Il 3 settembre Ferrara si prepara ad accogliere ragazzi, operatori di case-famiglia, famiglie affidatarie anche di Lombardia, Veneto e Marche. Zullo (Agevolando): “L’anno prossimo ci piacerebbe organizzare la festa in un’altra regione. Cambiare, per coinvolgere tutti”

17 agosto 2016

FERRARA – “Ci sarà la musica, il cibo, i giochi, tantissimo sport, calcio e pallavolo. E per i più piccoli quest’anno abbiamo organizzato una caccia al tesoro”: Federico Zullo, presidente dell’Associazione Agevolando, presenta così la settima edizione di “Agevolanday – festa dei ragazzi che (per un po’) non vivono nella propria famiglia”. L’appuntamento è per sabato 3 settembre a partire dalle 9.30 presso la Città del Ragazzo di Ferrara: “La nostra è l’unica festa di questo tipo che viene fatta in Italia: noi invitiamo tutte le comunità di accoglienza, le case-famiglia, le famiglie affidatarie a partecipare. Non importa di quali istituti facciano parte: vogliamo fare rete, e tutti sono i benvenuti”. L'associazione nasce dall’iniziativa di alcuni giovani che hanno trascorso parte della loro infanzia e della loro adolescenza “fuori famiglia” con l'obiettivo di sostenere quei ragazzi che, una volta divenuti maggiorenni, si trovano a dover fare i conti con la conclusione del loro percorso in comunità o in affido.

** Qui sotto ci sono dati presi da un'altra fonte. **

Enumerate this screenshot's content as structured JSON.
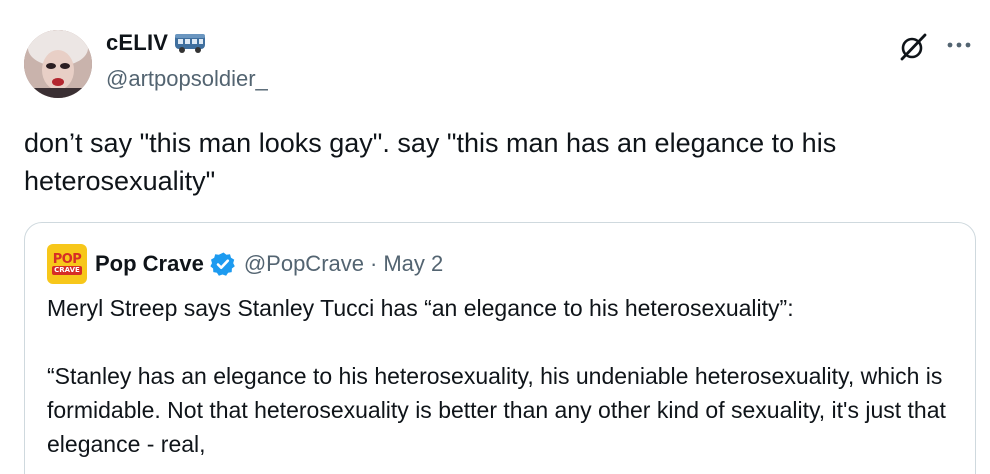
{
  "tweet": {
    "author": {
      "display_name": "cELIV",
      "emoji_icon": "bus-icon",
      "handle": "@artpopsoldier_"
    },
    "actions": {
      "grok_icon": "grok-icon",
      "more_icon": "more-icon"
    },
    "text": "don’t say \"this man looks gay\". say \"this man has an elegance to his heterosexuality\""
  },
  "quote": {
    "author": {
      "avatar_line1": "POP",
      "avatar_line2": "CRAVE",
      "display_name": "Pop Crave",
      "verified_icon": "verified-badge-icon",
      "handle": "@PopCrave",
      "separator": "·",
      "date": "May 2"
    },
    "paragraph1": "Meryl Streep says Stanley Tucci has “an elegance to his heterosexuality”:",
    "paragraph2": "“Stanley has an elegance to his heterosexuality, his undeniable heterosexuality, which is formidable. Not that heterosexuality is better than any other kind of sexuality, it's just that elegance - real,"
  },
  "colors": {
    "text": "#0f1419",
    "secondary": "#536471",
    "border": "#cfd9de",
    "verified": "#1d9bf0",
    "pop_yellow": "#f7c71a",
    "pop_red": "#d62d26"
  }
}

- “Agevolanday”, in un primo momento, era stata organizzata per il 16 luglio: “Avevamo già raccolto quasi 160 adesioni, poi però la nostra comunità è stata colpita da un lutto, e abbiamo rimandato tutto”. Pochi giorni prima, infatti, Muhammed, 17 anni, era affogato a Lido di Spina, mentre giocava con gli amici. Il ragazzo era arrivato in Italia dal Gambia: uscito da poco dall’hub minori di Bologna, era stato accolto dal centro Opera Don Calabria della Città del Ragazzo assieme ad altri 17 minorenni che avevano affrontato la traversata del Mediterraneo.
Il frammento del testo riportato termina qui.